Brian Hoyle, a hospital builder and banker with ties to Maui, signed on to the project officially on Friday. He explained his plan for the privately funded hospital to the Maui County Health Care Task Force meeting at the Lahaina Senior Center on yesterday afternoon.

The campus-style facility would be built on 14.5 acres donated by the Ka'anapali Development Corp. The site is near the Lahaina Civic Center.

As proposed by Pluta's group it would include a 25-bed critical-access hospital, emergency care, two operating rooms, medical offices, a clinic, 40-bed nursing home, 39 units for assisted living and 40 housing units for staff.

"We'll build it and they will come, I hope," Hoyle said.

The site will need county approvals for zoning and construction permits. But County Council Member Jo Anne Johnson, who's sponsored a bill for the zoning, said she is confident the measure would pass.

A more critical review will be for a state certificate of need. The West Maui Acute Emergency Care Medical Center will need to apply to the State Health Planning and Development Agency, which last year denied a certificate of need for a proposed South Maui medical center.

In denying the Kihei CON, SHPDA Administrator Dr. David Sakamoto said additional hospital beds are needed on Maui, but the proposed Kihei center would duplicate services and undermine the community's health care system.

Hoyle said that unlike the proposed Kihei hospital, the West Maui hospital would not directly compete with Maui Memorial Medical Center.

Instead, it would immediately save Maui Memorial $14 million a year by opening up beds for long-term care patients who now take up beds in Maui Memorial, Hoyle said. All the other assisted-living and nursing homes on Maui are full, he said.

Task force Chairwoman Rita Barreras expressed concern that the assisted-living portion would compete with plans for a similar facility planned for Lahaina.

The West Maui Improvement Association is in the process of developing a cost-sharing agreement with Maui Memorial, Pluta said. The two medical facilities would work together and not compete for patients, he insisted.

"You can play off of each other's strengths," Hoyle said. "We're not replacing Maui hospital by any stretch.
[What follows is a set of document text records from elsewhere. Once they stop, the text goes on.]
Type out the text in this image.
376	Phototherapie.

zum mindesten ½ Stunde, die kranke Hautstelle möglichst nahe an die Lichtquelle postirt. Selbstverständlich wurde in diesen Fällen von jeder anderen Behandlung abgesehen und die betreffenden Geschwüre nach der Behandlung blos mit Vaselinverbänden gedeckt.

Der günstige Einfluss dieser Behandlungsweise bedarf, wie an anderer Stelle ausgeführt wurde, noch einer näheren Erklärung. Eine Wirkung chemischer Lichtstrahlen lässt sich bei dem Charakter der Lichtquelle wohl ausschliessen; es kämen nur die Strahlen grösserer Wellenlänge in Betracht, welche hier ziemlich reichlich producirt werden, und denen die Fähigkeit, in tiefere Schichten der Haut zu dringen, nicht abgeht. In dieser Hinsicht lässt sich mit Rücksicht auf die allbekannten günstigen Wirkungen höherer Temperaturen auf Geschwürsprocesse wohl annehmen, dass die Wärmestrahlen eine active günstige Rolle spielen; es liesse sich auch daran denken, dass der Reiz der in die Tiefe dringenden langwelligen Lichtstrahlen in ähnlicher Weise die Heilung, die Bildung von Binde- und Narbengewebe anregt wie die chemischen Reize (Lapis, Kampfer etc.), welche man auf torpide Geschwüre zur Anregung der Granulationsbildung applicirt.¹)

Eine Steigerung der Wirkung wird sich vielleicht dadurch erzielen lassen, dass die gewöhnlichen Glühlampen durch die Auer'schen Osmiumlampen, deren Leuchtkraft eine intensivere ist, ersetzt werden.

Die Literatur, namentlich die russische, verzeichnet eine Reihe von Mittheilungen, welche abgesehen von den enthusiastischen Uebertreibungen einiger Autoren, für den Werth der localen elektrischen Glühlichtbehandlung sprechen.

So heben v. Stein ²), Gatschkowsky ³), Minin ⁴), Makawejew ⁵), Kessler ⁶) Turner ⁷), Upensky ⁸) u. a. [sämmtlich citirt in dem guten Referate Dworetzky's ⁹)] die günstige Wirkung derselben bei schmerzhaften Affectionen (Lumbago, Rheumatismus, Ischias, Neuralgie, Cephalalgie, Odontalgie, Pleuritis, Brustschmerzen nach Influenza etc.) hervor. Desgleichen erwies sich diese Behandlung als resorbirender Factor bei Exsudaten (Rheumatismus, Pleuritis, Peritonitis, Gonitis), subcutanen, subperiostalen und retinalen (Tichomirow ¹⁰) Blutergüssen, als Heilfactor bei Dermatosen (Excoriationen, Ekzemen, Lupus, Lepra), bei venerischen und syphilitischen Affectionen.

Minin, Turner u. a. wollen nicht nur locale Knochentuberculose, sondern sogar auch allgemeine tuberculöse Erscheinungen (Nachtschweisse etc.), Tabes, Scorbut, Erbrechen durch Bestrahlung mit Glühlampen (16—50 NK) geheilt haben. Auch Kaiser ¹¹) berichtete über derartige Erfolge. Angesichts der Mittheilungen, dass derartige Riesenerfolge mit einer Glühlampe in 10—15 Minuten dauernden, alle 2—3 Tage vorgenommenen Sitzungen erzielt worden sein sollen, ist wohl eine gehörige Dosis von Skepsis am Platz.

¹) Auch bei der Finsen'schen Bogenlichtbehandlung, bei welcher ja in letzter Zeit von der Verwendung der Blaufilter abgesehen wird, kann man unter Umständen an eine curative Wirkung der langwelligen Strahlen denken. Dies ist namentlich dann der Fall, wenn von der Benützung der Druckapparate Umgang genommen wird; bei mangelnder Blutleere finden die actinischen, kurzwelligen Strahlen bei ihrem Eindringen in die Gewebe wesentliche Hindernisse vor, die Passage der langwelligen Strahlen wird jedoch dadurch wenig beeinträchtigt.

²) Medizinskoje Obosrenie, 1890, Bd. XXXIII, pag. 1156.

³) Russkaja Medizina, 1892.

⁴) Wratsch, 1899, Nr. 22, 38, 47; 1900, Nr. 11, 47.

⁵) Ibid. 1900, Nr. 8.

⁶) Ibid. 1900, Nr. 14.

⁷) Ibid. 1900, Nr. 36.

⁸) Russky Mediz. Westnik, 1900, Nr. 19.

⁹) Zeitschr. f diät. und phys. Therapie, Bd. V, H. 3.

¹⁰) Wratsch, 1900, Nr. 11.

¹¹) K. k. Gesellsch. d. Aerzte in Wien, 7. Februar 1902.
We are complementing them."

In a separate presentation to the task force, Susan Forbes of the Hawaiian Health Information Group Corp. said that 40 out of 100 patients on Maui are put on waiting lists for long-term care hospital beds. They also have an aging population and more retirees on the way.
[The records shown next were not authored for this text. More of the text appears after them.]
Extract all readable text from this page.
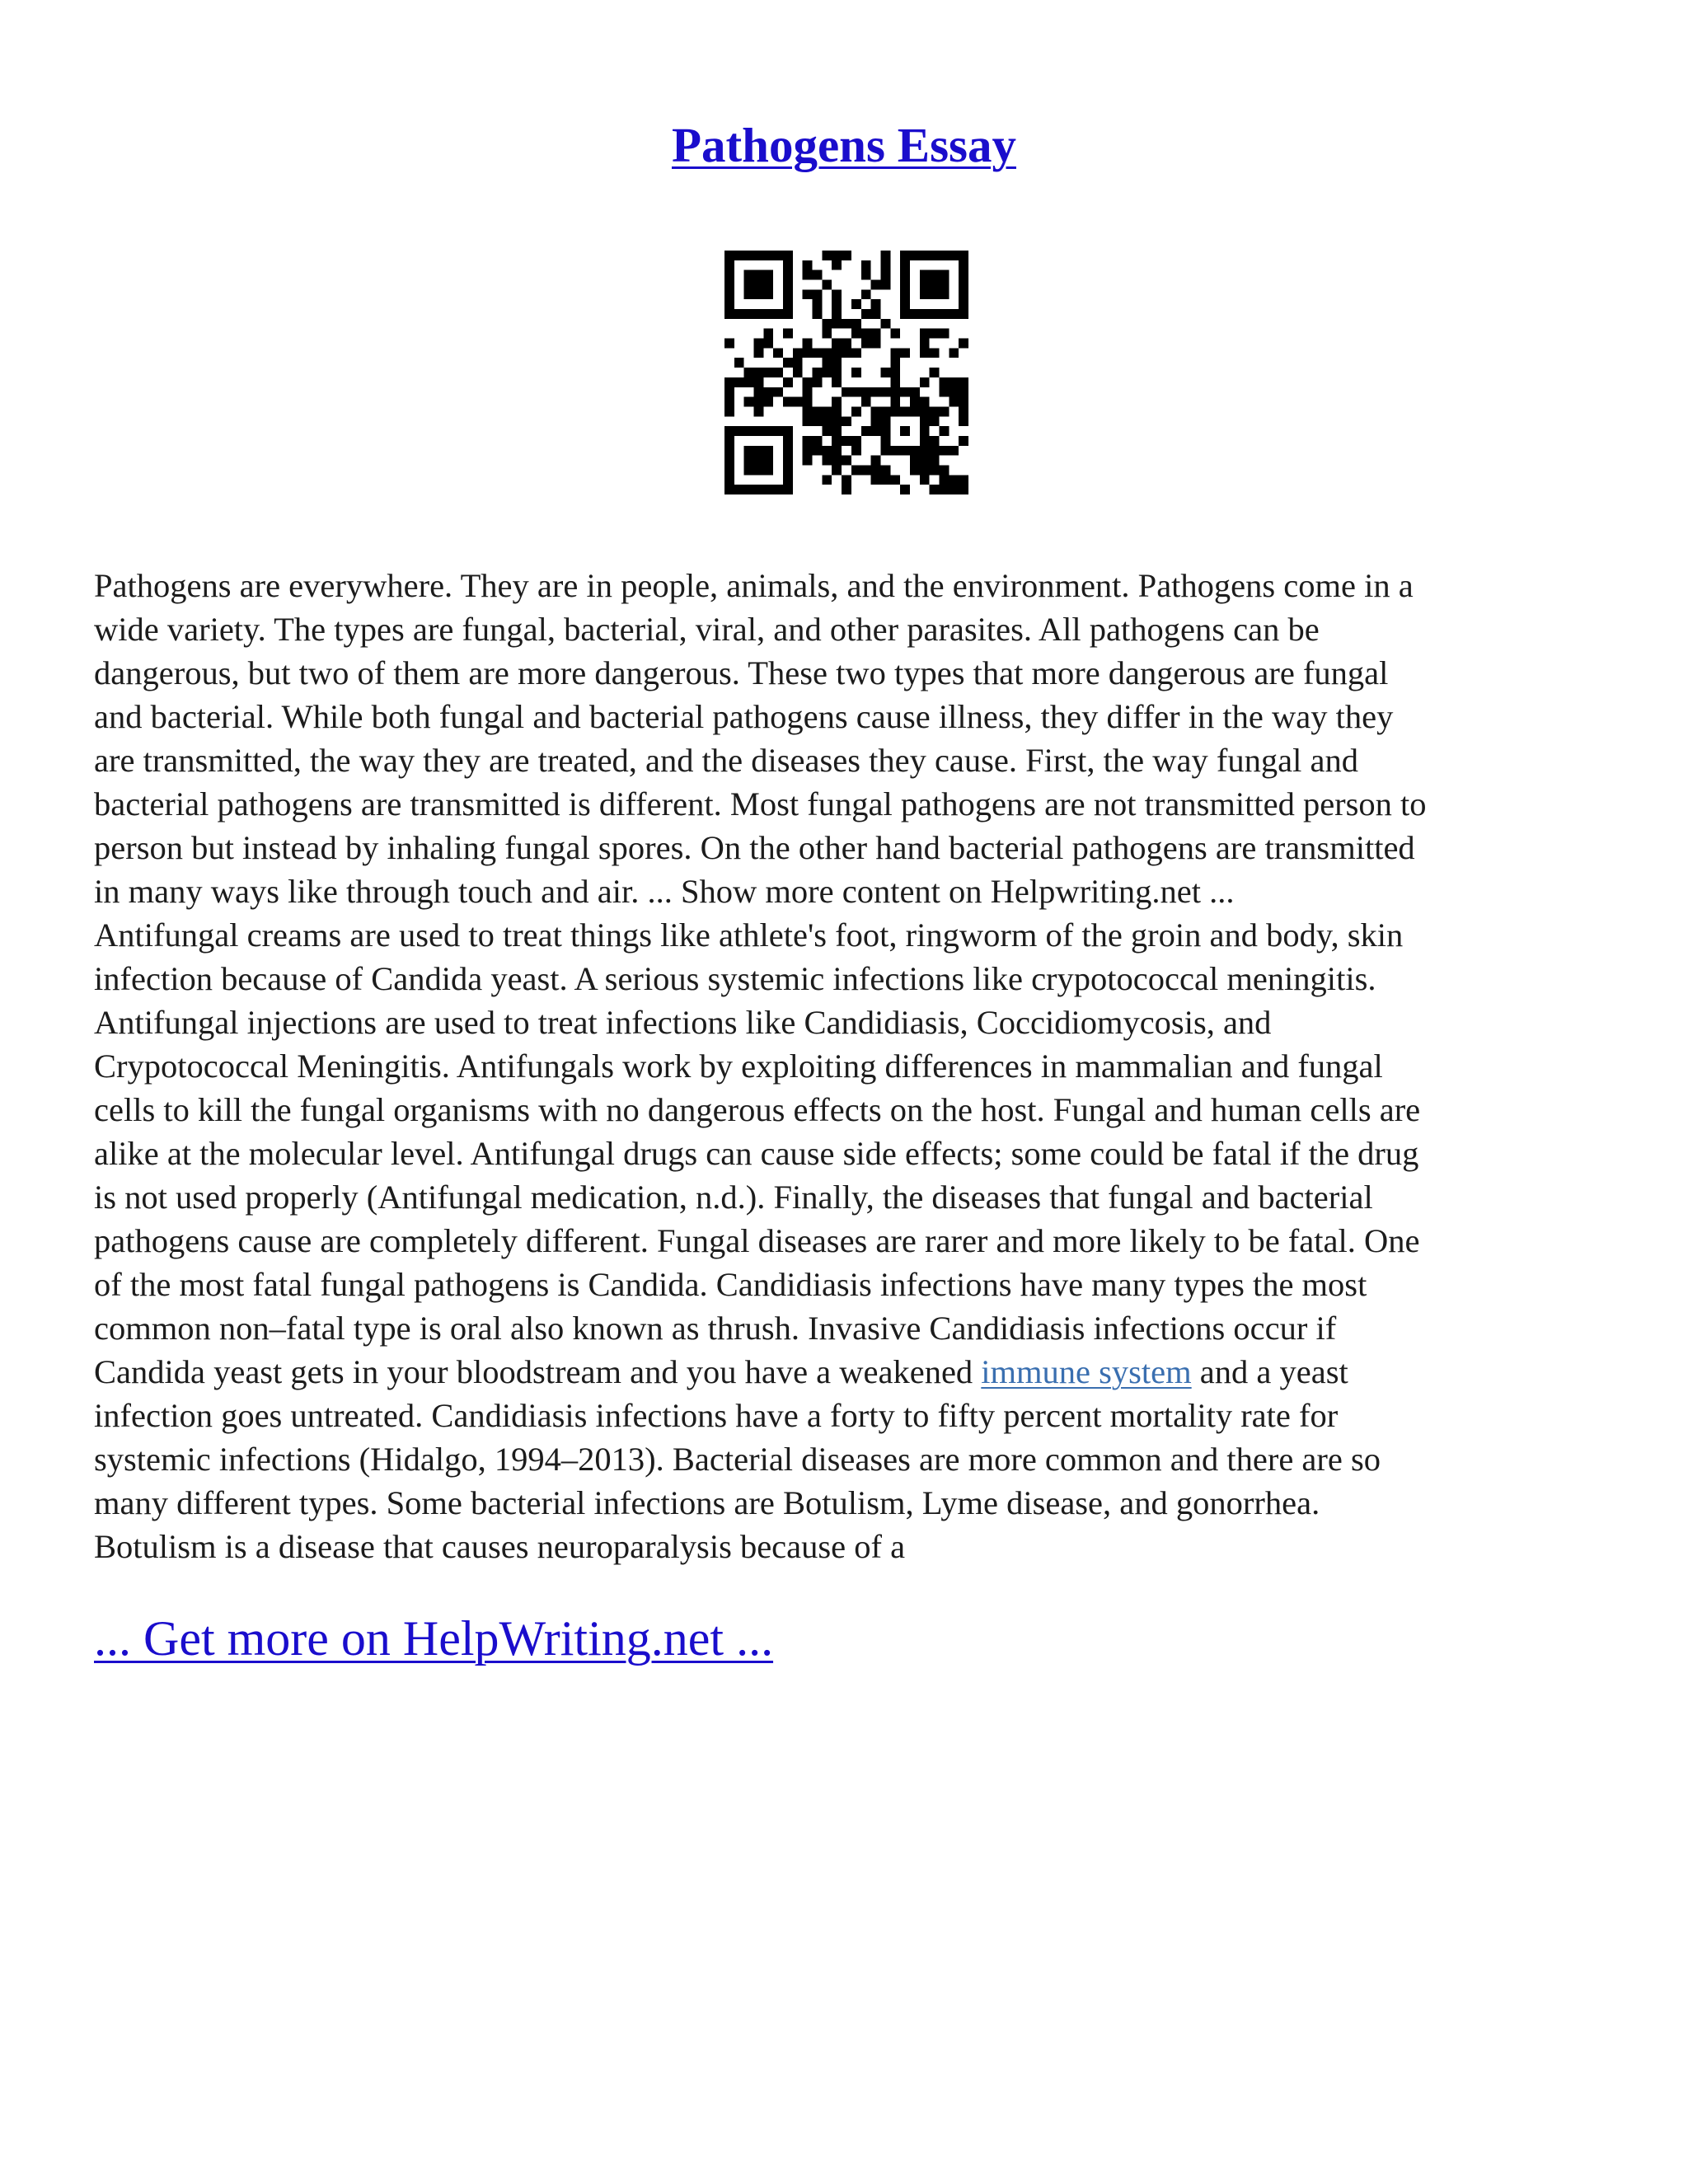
Pathogens Essay
Pathogens are everywhere. They are in people, animals, and the environment. Pathogens come in a
wide variety. The types are fungal, bacterial, viral, and other parasites. All pathogens can be
dangerous, but two of them are more dangerous. These two types that more dangerous are fungal
and bacterial. While both fungal and bacterial pathogens cause illness, they differ in the way they
are transmitted, the way they are treated, and the diseases they cause. First, the way fungal and
bacterial pathogens are transmitted is different. Most fungal pathogens are not transmitted person to
person but instead by inhaling fungal spores. On the other hand bacterial pathogens are transmitted
in many ways like through touch and air. ... Show more content on Helpwriting.net ...
Antifungal creams are used to treat things like athlete's foot, ringworm of the groin and body, skin
infection because of Candida yeast. A serious systemic infections like crypotococcal meningitis.
Antifungal injections are used to treat infections like Candidiasis, Coccidiomycosis, and
Crypotococcal Meningitis. Antifungals work by exploiting differences in mammalian and fungal
cells to kill the fungal organisms with no dangerous effects on the host. Fungal and human cells are
alike at the molecular level. Antifungal drugs can cause side effects; some could be fatal if the drug
is not used properly (Antifungal medication, n.d.). Finally, the diseases that fungal and bacterial
pathogens cause are completely different. Fungal diseases are rarer and more likely to be fatal. One
of the most fatal fungal pathogens is Candida. Candidiasis infections have many types the most
common non–fatal type is oral also known as thrush. Invasive Candidiasis infections occur if
Candida yeast gets in your bloodstream and you have a weakened immune system and a yeast
infection goes untreated. Candidiasis infections have a forty to fifty percent mortality rate for
systemic infections (Hidalgo, 1994–2013). Bacterial diseases are more common and there are so
many different types. Some bacterial infections are Botulism, Lyme disease, and gonorrhea.
Botulism is a disease that causes neuroparalysis because of a

... Get more on HelpWriting.net ...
"Yes, we need more beds," Forbes said.

Not everyone supported the West Maui plan. Stacey Haysek of Lahaina asked the task force not to include West Maui hospital in its integrated plan. She said past investors have come in before, made promises and failed.
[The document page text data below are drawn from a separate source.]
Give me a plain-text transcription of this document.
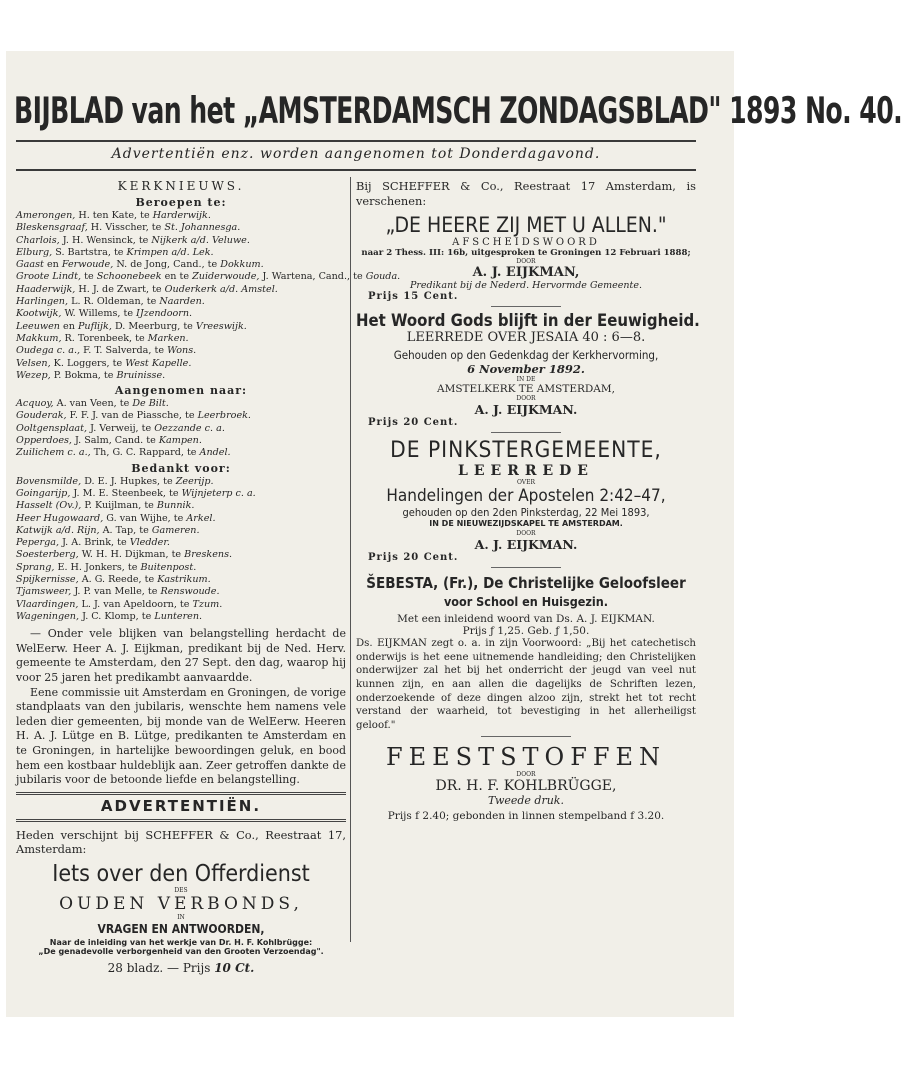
BIJBLAD van het „AMSTERDAMSCH ZONDAGSBLAD" 1893 No. 40.
Advertentiën enz. worden aangenomen tot Donderdagavond.
KERKNIEUWS.
Beroepen te:
Amerongen, H. ten Kate, te Harderwijk.
Bleskensgraaf, H. Visscher, te St. Johannesga.
Charlois, J. H. Wensinck, te Nijkerk a/d. Veluwe.
Elburg, S. Bartstra, te Krimpen a/d. Lek.
Gaast en Ferwoude, N. de Jong, Cand., te Dokkum.
Groote Lindt, te Schoonebeek en te Zuiderwoude, J. Wartena, Cand., te Gouda.
Haaderwijk, H. J. de Zwart, te Ouderkerk a/d. Amstel.
Harlingen, L. R. Oldeman, te Naarden.
Kootwijk, W. Willems, te IJzendoorn.
Leeuwen en Puflijk, D. Meerburg, te Vreeswijk.
Makkum, R. Torenbeek, te Marken.
Oudega c. a., F. T. Salverda, te Wons.
Velsen, K. Loggers, te West Kapelle.
Wezep, P. Bokma, te Bruinisse.
Aangenomen naar:
Acquoy, A. van Veen, te De Bilt.
Gouderak, F. F. J. van de Piassche, te Leerbroek.
Ooltgensplaat, J. Verweij, te Oezzande c. a.
Opperdoes, J. Salm, Cand. te Kampen.
Zuilichem c. a., Th, G. C. Rappard, te Andel.
Bedankt voor:
Bovensmilde, D. E. J. Hupkes, te Zeerijp.
Goingarijp, J. M. E. Steenbeek, te Wijnjeterp c. a.
Hasselt (Ov.), P. Kuijlman, te Bunnik.
Heer Hugowaard, G. van Wijhe, te Arkel.
Katwijk a/d. Rijn, A. Tap, te Gameren.
Peperga, J. A. Brink, te Vledder.
Soesterberg, W. H. H. Dijkman, te Breskens.
Sprang, E. H. Jonkers, te Buitenpost.
Spijkernisse, A. G. Reede, te Kastrikum.
Tjamsweer, J. P. van Melle, te Renswoude.
Vlaardingen, L. J. van Apeldoorn, te Tzum.
Wageningen, J. C. Klomp, te Lunteren.

— Onder vele blijken van belangstelling herdacht de WelEerw. Heer A. J. Eijkman, predikant bij de Ned. Herv. gemeente te Amsterdam, den 27 Sept. den dag, waarop hij voor 25 jaren het predikambt aanvaardde.

Eene commissie uit Amsterdam en Groningen, de vorige standplaats van den jubilaris, wenschte hem namens vele leden dier gemeenten, bij monde van de WelEerw. Heeren H. A. J. Lütge en B. Lütge, predikanten te Amsterdam en te Groningen, in hartelijke bewoordingen geluk, en bood hem een kostbaar huldeblijk aan. Zeer getroffen dankte de jubilaris voor de betoonde liefde en belangstelling.

ADVERTENTIËN.
Heden verschijnt bij SCHEFFER & Co., Reestraat 17, Amsterdam:
Iets over den Offerdienst
DES
OUDEN VERBONDS,
IN
VRAGEN EN ANTWOORDEN,
Naar de inleiding van het werkje van Dr. H. F. Kohlbrügge:
„De genadevolle verborgenheid van den Grooten Verzoendag".
28 bladz. — Prijs 10 Ct.
Bij SCHEFFER & Co., Reestraat 17 Amsterdam, is verschenen:
„DE HEERE ZIJ MET U ALLEN."
AFSCHEIDSWOORD
naar 2 Thess. III: 16b, uitgesproken te Groningen 12 Februari 1888;
DOOR
A. J. EIJKMAN,
Predikant bij de Nederd. Hervormde Gemeente.
Prijs 15 Cent.
Het Woord Gods blijft in der Eeuwigheid.
LEERREDE OVER JESAIA 40 : 6—8.
Gehouden op den Gedenkdag der Kerkhervorming,
6 November 1892.
IN DE
AMSTELKERK TE AMSTERDAM,
DOOR
A. J. EIJKMAN.
Prijs 20 Cent.
DE PINKSTERGEMEENTE,
LEERREDE
OVER
Handelingen der Apostelen 2:42–47,
gehouden op den 2den Pinksterdag, 22 Mei 1893,
IN DE NIEUWEZIJDSKAPEL TE AMSTERDAM.
DOOR
A. J. EIJKMAN.
Prijs 20 Cent.
ŠEBESTA, (Fr.), De Christelijke Geloofsleer
voor School en Huisgezin.
Met een inleidend woord van Ds. A. J. EIJKMAN.
Prijs ƒ 1,25. Geb. ƒ 1,50.
Ds. EIJKMAN zegt o. a. in zijn Voorwoord: „Bij het catechetisch onderwijs is het eene uitnemende handleiding; den Christelijken onderwijzer zal het bij het onderricht der jeugd van veel nut kunnen zijn, en aan allen die dagelijks de Schriften lezen, onderzoekende of deze dingen alzoo zijn, strekt het tot recht verstand der waarheid, tot bevestiging in het allerheiligst geloof."
FEESTSTOFFEN
DOOR
DR. H. F. KOHLBRÜGGE,
Tweede druk.
Prijs f 2.40; gebonden in linnen stempelband f 3.20.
The combination of SHPDA approval and requirements for construction of a new hospital access road and traffic signals on Honoapiilani Highway would take up to 20 years to complete, Haysek said.

Hoyle said his Southwest Health Group has built 60 hospitals and dozens more nursing and assisted-living facilities across the country. He is also chairman of MetroPacific Bank in Irving, Calif.

This project would be funded by him as well as a group of private investors, he said. They will work with the area's resorts and would be very profitable with private-pay customers, he said.

"It will probably be break even to start with," Hoyle said. "But we expect to eventually be more profitable."

The needs are clear, he explained to the task force set up by a legislative mandate to prepare a recommendation to the Legislature in January. There are 50,000 people on West Maui every day. Maui Memorial is 25 miles away and heavy traffic on the Honoapiilani Highway can cause an ambulance run to take up to 66 minutes to get to Wailuku

Hoyle also said that the West Maui center would specialize in the medical needs of the community, dealing with medical cases such as staph infections and providing cardiac care.

Cardiologist Dr. Howard Barbarosh said he wasn't sure whether the West Maui hospital would be successful, but said that the inevitable competition is good. He also pushed for Maui Memorial to become a full-service hospital.

"The people of Maui deserve more than what they've been given," Barbarosh said.

Another hospital will also stimulate the local economy, he said.

"You can't sell a $5 million condominium to someone and not have a hospital," Hoyle said.